Vision of Destiny (Infinity Series 2) by S. Moose
This book follows the story of Nicholas and Karly and what happens at the end of book 1. This book starts the emotional massacre right away- I have never jumped into a book and immediately wanted to cry right alongside a character before! I give S. Moose props for her writing style and her character development.
I have a major beef with Nicholas; he screws Karly over so many times in the book all in the name of helping his daughter, which is noble and sacrificial but, he could have handled it a lot better than he did. I also didn’t like that he hurt Karly purposely and still had every intention of getting back with her. Karly is broken by Nicholas’s actions and I was angry on her behalf! I really wanted her to bounce back and write him off but it didn’t happen. The story processes through a lot of angst and emotions- I kid you not my emotions were right there with Karly’s the entire book. I was wrecked!

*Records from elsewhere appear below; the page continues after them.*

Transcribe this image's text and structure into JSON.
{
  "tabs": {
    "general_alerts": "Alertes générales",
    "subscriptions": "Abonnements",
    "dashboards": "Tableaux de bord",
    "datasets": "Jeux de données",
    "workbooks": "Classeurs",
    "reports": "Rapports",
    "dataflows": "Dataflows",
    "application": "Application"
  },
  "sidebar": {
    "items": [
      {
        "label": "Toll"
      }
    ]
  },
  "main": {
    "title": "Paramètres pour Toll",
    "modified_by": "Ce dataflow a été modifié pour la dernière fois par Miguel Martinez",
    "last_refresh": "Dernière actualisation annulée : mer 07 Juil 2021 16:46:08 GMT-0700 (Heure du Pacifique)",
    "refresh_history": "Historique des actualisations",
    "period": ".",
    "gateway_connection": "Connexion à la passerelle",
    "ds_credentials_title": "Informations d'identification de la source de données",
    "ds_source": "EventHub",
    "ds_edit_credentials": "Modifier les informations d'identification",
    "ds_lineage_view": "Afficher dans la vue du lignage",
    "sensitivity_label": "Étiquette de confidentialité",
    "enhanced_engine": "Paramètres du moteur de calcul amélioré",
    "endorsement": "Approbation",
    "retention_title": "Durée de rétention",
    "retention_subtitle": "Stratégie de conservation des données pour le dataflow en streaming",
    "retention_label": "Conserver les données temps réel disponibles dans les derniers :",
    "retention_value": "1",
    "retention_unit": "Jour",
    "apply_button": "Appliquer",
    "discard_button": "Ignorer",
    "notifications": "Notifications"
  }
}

As Nicholas and Karly work out what they need to do with their lives, they realize they can’t let each other go no matter the obstacles. When Jamie revels her true purpose everyone is relieved and shocked at how evil Jamie is. Me not so much, she screamed N-A-S-T-Y after the first few sentences of her intro in the book plot. With Jamie out of the picture, Karly & Nicholas make to pick up their lives where they left off. They work diligently to do this and everything is going well until Nicholas slips up on a secret and it may cost him Karly.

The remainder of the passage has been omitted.